Oppenheimer defined society as “the totality of concepts of all purely natural relations and institutions between man and man.” Rothbard explained that a free society was “one where there is no legal possibility for coercive aggression against the person or property of an individual.” Society was the total of human interaction that occurred in the absence of institutionalized force.
Force and the threat of force are necessary to the state because it produces nothing. Its only source of “income” is the wealth it grabs from others, including through taxation, confiscation, fines, fees, tariffs, inflation, bribes… To exist, the state must steal. By contrast, society consists of voluntary exchanges that produce wealth, whether in terms of money, culture, family, spirituality, and other human values. An exchange occurs only when all parties to a transaction agree to its terms, which means all parties benefit. occur. Rothbard highlighted the difference between state and society. “If I cease or refrain from purchasing Wheaties on the market, the Wheaties producers do not come after me with a gun or the threat of imprisonment to force me to purchase; if I fail to join the American Philosophical Association, the association may not force me to join or prevent me from giving up my membership. Only the state can do so; only the state can confiscate my property or put me in jail if I do not pay its tax tribute.”
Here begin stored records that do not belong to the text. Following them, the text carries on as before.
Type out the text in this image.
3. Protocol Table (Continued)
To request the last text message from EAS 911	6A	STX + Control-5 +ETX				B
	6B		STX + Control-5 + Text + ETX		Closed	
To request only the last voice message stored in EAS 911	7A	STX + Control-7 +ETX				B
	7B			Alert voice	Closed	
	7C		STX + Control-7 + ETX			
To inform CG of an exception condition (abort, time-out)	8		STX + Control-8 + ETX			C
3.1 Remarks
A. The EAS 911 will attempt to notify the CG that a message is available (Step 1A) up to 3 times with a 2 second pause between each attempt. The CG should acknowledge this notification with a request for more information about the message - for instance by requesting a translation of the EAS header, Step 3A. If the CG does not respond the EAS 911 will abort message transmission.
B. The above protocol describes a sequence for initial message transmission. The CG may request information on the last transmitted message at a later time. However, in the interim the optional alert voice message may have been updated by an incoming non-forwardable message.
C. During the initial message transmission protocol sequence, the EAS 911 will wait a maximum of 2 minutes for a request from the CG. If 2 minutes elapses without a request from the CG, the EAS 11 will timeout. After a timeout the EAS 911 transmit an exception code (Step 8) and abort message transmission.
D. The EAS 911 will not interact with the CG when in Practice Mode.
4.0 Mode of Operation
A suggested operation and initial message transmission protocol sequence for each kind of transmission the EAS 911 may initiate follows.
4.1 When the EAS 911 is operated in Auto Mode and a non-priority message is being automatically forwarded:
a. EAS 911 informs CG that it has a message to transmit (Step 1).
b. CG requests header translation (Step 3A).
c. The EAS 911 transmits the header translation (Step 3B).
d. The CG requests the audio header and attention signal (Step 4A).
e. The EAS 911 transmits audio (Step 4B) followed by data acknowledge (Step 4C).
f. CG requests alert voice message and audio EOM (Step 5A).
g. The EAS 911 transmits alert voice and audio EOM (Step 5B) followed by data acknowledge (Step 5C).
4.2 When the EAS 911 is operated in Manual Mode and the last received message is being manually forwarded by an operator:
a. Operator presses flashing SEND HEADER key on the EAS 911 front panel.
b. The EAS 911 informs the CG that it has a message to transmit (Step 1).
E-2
Individuals who interact through force and privilege—“extra-economic power”– are the political class. Individuals who interact voluntarily are the productive class. The dynamic is political v. productive. The two are antagonistic because the political class is a parasite on the productive class, and it cannot exist otherwise.
Before crypto, even people who saw this class divide clearly were forced to use the state because so much of modern life was monopolized by it. Banking and the issuance of currency are fine examples. This essential realm of human interaction became a state monopoly. Little could be done about it; a bank account was almost a requirement of daily life, and it was extremely difficult to send money overseas without involving banks or other authorized institutions. No more. Crypto upends the state’s monopoly.
As with ideology, crypto is also able to answer the issues of structure and legal opposition that plagued prior financial alternatives to the state.